2. Dissociatie van urotheelcellen

  1. Voorbereiding voor celdissociatie
    1. Bereid alle steriele instrumenten voor, inclusief tang, chirurgische scalpels (een mes van maat 10 met handvat), steriele DPBS in kweekschalen van 35 mm, compleet kweekmedium zonder houtskoolgestripte FBS gedefinieerd als CCM(-), collagenase/hyaluronidasemengsel, recombinant enzym voor trypsinevervanger, 10% houtskoolgestripte FBS in DPBS met 10 μM vers Y-27632, een steriele celzeef van 100 μm en een centrifugebuis van 15 ml.
      OPMERKING: Het volledige kweekmedium (CCM) bestaat uit borstepitheelcelgroeimedium aangevuld met de verstrekte groeifactoren en 5% houtskool-gestripte FBS, 1% L-glutaminevervanger, 100 μg / ml primocine en 10 μM vers Y-27632.
  2. Gehakt en vertering van de blaas
    1. Breng de blaas over en was deze opnieuw met 2 ml steriele DPBS in een schaal van 35 mm in een bioveiligheidskast.
    2. Verzamel blaasdoekjes van vier muizen in een schaal met 1 ml CCM(-) en hak elke blaas in vier gelijke stukken met een chirurgisch mes. Gebruik een tang om de blaas uit te vouwen om het urotheeloppervlak bloot te stellen aan het medium.
    3. Breng de blaasstukken en het medium over in een centrifugebuis van 15 ml. Was de schaal met 2 ml CCM(-) 2x en verzamel deze in een centrifugebuis tot een totaal volume van 5 ml.
    4. Voeg het collagenase/hyaluronidasemengsel toe tot een eindconcentratie van 300 E/ml collagenase en 100 E/ml hyaluronidase en plaats de buis horizontaal in een 37 °C orbitale broedschudder gedurende 30 minuten bij 200 tpm.
    5. Voeg na weefselvertering een gelijk volume (5 ml) van 10% houtskool-gestripte FBS in DPBS toe aan de buis en centrifugeer de buis gedurende 5 minuten bij 200 x g .
    6. Verwijder het supernatant en gooi het weg.

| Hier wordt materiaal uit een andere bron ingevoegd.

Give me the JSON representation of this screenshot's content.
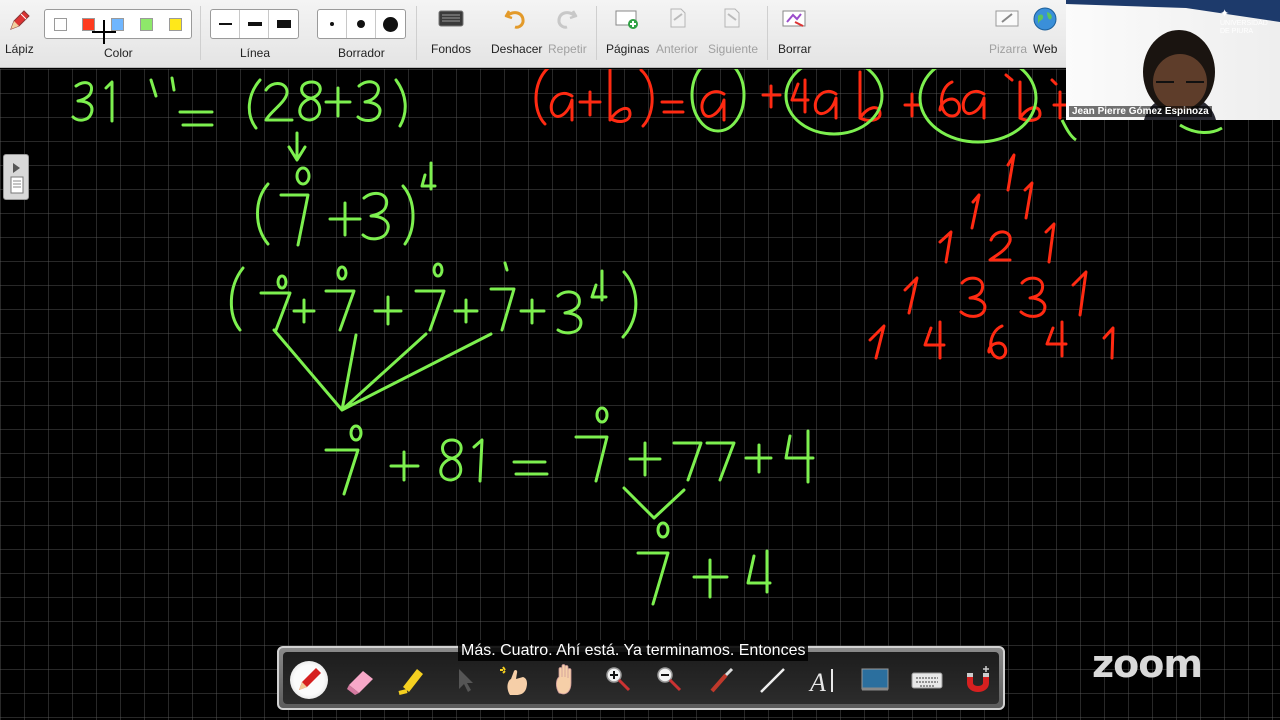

Voeg 2 ml trypsinevervanger toe aan de celkorrel en meng goed. Plaats de buis in een celincubator bij 37 °C en 5% CO2 gedurende 4 min.
    7. Pipetteer na incubatie 10x op en neer met een standaard P1000-tip. Voeg 5 ml 10% houtskoolgestripte FBS toe in DPBS.
    8. Zeef de gedisassocieerde cellen door een steriele celzeef van 100 μm. Verzamel de celsuspensie en centrifugeer bij 200 x g gedurende 5 minuten.
  3. Cellen tellen en resuspending
    1. Verwijder het supernatant en gooi het weg. Resuspend de celkorrel met 1 ml CCM.
    2. Tel het aantal cellen met behulp van een hemocytometer en plaats slechts 0,5 x 106 cellen in een put van een 24-putplaat met 0,5 ml verse CCM. Haal op dit moment de matrixextracten van Engelbreth-Holm-Swarm muizensarcoomcellen (zie Tabel met materialen) uit -20 °C opslag en ontdooi op ijs. Verwarm een 6-well plaat voor in een celincubator van 37 °C.
      OPMERKING: De resterende cellen kunnen worden gecentrifugeerd en ingevroren als celpellets voor niet-virustransductiecontrole.

3. Adenovirale transductie en plating organoïden

LET OP: Wees voorzichtig bij het verwerken van adenovirus. Laboratoriumpersoneel moet bioveiligheidsniveau 2-praktijken volgen en adenovirus desinfecteren met 10% bleekmiddel.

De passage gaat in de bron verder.